A number of outlets exist for timeshare sales-by-owner. Websites such as Redweek.com and the Timeshare Users Group have classified ads where members post ads for a fee. Other options include Craigslist, which is free, as well as eBay and local newspaper ads. Although selling your timeshare yourself is likely to earn you the highest price, "high" is relative. Timeshares rarely sell for more than 25 percent of their original price, according to CNN Money, and the market is so saturated that many never sell at all.
A real estate broker specializing in timeshare resales can list your timeshare in much the same way a traditional real estate broker lists homes for sale. Be wary of timeshare brokers who charge large upfront fees. Legitimate brokers earn most of their money through commissions after they sell, not through listing fees. Exorbitant upfront fees indicate that the broker is a scam artist.
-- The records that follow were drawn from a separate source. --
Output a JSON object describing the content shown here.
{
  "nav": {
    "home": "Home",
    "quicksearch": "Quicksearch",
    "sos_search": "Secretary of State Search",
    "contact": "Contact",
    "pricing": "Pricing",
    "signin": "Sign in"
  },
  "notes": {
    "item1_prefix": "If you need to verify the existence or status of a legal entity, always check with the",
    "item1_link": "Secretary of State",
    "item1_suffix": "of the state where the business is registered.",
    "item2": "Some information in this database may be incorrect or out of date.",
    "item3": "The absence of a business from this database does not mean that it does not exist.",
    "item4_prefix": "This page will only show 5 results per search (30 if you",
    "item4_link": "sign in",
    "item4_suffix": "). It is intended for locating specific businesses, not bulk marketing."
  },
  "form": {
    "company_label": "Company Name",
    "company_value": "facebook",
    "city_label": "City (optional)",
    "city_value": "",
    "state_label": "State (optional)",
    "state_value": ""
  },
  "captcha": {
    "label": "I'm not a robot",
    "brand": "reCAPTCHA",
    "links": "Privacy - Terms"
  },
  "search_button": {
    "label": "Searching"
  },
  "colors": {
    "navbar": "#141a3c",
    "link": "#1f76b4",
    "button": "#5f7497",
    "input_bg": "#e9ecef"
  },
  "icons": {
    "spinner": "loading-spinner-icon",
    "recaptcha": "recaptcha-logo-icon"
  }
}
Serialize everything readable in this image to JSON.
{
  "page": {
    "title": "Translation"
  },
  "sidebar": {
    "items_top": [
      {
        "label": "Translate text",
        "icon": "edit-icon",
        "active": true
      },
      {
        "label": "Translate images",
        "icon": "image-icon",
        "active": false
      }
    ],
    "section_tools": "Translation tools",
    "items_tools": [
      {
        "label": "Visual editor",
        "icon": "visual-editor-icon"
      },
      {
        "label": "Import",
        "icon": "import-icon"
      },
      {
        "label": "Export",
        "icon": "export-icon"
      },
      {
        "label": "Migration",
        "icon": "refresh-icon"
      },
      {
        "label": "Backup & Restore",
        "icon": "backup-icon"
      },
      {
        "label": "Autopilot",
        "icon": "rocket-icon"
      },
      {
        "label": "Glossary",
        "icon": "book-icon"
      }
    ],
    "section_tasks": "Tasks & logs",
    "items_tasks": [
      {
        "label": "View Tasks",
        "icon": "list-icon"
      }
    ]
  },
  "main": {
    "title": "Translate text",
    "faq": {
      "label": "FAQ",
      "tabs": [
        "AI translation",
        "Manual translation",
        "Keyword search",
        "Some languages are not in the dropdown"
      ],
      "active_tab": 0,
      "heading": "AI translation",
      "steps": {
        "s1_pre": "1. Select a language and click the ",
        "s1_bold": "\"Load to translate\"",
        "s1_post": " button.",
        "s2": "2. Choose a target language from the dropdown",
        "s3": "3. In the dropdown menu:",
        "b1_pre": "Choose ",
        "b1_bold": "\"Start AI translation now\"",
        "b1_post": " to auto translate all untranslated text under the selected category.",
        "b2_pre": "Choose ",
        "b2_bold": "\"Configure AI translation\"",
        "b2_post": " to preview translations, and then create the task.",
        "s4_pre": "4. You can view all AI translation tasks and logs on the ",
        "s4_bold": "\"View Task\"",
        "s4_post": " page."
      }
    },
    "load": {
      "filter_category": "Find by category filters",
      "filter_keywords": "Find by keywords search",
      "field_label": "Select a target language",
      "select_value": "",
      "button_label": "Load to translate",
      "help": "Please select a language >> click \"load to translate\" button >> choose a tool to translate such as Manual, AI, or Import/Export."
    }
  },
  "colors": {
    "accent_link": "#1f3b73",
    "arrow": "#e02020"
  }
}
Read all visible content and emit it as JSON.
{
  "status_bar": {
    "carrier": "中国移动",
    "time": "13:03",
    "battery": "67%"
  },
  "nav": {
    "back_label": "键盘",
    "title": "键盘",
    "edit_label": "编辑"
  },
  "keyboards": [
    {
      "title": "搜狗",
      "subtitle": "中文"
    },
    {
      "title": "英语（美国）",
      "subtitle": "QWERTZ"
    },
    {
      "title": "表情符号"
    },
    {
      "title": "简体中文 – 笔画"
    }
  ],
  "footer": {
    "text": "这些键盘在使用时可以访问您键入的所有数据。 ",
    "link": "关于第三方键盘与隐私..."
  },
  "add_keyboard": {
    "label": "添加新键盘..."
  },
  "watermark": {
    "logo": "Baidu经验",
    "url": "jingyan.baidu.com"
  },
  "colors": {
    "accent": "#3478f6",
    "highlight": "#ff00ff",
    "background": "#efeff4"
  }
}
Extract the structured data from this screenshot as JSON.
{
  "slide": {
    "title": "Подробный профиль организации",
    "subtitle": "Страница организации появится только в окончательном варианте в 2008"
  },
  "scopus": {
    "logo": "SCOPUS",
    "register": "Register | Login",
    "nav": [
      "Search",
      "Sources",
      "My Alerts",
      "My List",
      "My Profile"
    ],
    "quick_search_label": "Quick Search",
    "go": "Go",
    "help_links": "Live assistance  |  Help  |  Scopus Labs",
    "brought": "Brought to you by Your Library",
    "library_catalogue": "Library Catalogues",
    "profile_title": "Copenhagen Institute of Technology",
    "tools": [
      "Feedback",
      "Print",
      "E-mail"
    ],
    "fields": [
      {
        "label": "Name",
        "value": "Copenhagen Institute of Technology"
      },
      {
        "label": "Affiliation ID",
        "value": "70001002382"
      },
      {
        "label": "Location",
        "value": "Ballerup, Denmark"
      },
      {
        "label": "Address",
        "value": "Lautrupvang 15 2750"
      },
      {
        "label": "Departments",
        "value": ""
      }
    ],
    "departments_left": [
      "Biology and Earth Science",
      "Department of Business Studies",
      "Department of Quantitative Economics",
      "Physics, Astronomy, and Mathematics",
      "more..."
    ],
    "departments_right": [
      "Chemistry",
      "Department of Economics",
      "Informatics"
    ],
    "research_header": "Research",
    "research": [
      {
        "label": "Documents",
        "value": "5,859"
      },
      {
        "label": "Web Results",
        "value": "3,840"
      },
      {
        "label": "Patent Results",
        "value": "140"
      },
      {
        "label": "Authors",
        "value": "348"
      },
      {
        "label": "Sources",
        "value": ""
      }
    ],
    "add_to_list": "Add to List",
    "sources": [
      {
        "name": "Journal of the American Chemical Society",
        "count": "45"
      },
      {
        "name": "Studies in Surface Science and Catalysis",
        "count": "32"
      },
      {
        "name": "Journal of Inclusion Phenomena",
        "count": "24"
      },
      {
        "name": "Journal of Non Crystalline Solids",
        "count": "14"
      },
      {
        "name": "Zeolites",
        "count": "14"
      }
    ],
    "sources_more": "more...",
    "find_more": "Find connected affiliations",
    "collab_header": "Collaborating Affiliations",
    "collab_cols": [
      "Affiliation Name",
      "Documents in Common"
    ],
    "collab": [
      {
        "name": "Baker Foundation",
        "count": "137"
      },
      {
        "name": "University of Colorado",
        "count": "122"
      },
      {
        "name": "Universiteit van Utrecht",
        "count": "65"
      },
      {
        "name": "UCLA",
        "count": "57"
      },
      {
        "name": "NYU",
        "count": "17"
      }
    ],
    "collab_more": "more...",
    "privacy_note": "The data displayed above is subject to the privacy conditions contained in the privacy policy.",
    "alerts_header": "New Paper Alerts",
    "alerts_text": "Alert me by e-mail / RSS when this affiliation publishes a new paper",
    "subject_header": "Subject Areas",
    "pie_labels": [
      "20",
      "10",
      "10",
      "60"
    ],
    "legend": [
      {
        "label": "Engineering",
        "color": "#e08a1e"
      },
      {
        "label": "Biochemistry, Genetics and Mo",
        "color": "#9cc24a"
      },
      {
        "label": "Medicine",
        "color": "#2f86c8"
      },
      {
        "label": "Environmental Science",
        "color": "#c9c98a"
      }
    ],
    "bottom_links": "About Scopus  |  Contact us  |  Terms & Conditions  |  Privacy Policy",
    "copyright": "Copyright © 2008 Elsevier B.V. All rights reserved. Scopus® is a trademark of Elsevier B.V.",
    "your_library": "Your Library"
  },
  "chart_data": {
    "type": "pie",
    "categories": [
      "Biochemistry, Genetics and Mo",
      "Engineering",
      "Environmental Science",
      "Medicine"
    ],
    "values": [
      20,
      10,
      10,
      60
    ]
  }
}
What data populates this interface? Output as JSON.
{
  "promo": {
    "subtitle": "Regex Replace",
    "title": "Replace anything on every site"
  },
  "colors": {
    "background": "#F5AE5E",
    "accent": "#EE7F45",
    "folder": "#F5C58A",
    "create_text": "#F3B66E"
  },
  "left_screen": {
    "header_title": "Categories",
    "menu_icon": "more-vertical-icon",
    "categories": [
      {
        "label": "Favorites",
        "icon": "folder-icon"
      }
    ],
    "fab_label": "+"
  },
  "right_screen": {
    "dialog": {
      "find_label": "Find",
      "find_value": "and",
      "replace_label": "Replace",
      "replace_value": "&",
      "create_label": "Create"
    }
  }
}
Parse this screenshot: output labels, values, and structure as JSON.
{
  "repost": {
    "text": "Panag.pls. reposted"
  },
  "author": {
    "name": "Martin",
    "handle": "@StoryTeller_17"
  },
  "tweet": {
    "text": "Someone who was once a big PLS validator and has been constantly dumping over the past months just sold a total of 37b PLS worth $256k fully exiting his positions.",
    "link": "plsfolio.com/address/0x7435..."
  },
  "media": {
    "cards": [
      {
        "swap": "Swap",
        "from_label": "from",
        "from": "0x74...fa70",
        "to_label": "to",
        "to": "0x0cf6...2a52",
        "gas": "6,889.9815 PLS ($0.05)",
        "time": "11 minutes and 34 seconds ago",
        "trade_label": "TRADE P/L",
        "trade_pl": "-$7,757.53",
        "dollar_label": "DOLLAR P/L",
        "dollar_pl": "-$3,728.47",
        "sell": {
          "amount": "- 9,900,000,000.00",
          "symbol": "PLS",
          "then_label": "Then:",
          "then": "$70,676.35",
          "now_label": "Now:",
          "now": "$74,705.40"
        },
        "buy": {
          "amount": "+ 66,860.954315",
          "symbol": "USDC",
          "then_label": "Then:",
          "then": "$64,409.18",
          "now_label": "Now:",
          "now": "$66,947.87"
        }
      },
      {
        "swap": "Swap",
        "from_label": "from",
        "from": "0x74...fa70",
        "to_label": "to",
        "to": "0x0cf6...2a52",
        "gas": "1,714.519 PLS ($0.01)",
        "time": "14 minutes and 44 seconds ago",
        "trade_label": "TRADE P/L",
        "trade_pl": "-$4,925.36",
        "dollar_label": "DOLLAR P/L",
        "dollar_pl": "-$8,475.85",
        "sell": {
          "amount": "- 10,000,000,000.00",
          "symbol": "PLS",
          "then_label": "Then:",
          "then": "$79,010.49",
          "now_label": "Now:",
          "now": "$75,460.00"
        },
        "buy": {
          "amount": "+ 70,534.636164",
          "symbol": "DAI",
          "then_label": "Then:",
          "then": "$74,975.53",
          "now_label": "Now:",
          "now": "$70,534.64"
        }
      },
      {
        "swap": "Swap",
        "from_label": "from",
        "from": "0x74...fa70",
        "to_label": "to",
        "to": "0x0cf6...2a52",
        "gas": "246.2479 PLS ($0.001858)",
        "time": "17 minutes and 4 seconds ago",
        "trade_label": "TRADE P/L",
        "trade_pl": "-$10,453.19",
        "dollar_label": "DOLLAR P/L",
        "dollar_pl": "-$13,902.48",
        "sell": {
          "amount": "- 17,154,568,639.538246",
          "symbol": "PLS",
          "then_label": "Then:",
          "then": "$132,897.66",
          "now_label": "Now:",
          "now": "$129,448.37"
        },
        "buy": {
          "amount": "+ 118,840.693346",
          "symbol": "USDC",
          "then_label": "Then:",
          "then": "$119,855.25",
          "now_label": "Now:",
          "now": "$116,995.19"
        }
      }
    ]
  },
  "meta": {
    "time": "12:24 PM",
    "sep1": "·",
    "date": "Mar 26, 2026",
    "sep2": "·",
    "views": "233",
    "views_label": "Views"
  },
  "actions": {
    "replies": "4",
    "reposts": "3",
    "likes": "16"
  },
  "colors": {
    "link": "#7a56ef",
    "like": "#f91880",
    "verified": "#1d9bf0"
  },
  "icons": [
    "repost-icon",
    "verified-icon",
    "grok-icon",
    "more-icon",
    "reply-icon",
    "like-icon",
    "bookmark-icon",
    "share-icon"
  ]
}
Unlike the forms of vacation ownership that simply give you the right to use a member property for a week or purchase time using points, a deeded timeshare is an interest in real estate that you can donate to benefit a charitable organization, such as the National Kidney Foundation. Companies working on organizations’ behalf sell the timeshares, often for well below market value, then share the proceeds. Although you're responsible for the expenses associated with your timeshare until the sale closes, you eventually get both a tax write-off and relief from maintenance and loan payments. According to Bankrate.com, you'll need a written appraisal to write off a timeshare worth more than $5,000.
You may be able to give away your timeshare, whether to the developer who sold it to you or a company that specializes in quick "exit strategies" for dissatisfied owners. Neither will pay you for your timeshare and you won't be able to write off the gift, but if you're desperate to get out from under the payments, this may be your quickest solution.
Listing your timeshare for rent allows you to generate some income that can offset, if not cover, your loan payments and maintenance fees in the event your timeshare doesn’t sell. This may be an acceptable option if your desire to sell results from a temporary circumstance. Venues such as Craigslist and paid vacation-rental marketing websites, including VRBO, VacationRentals.com, HomeAway and FlipKey, are among the places where you can advertise for renters.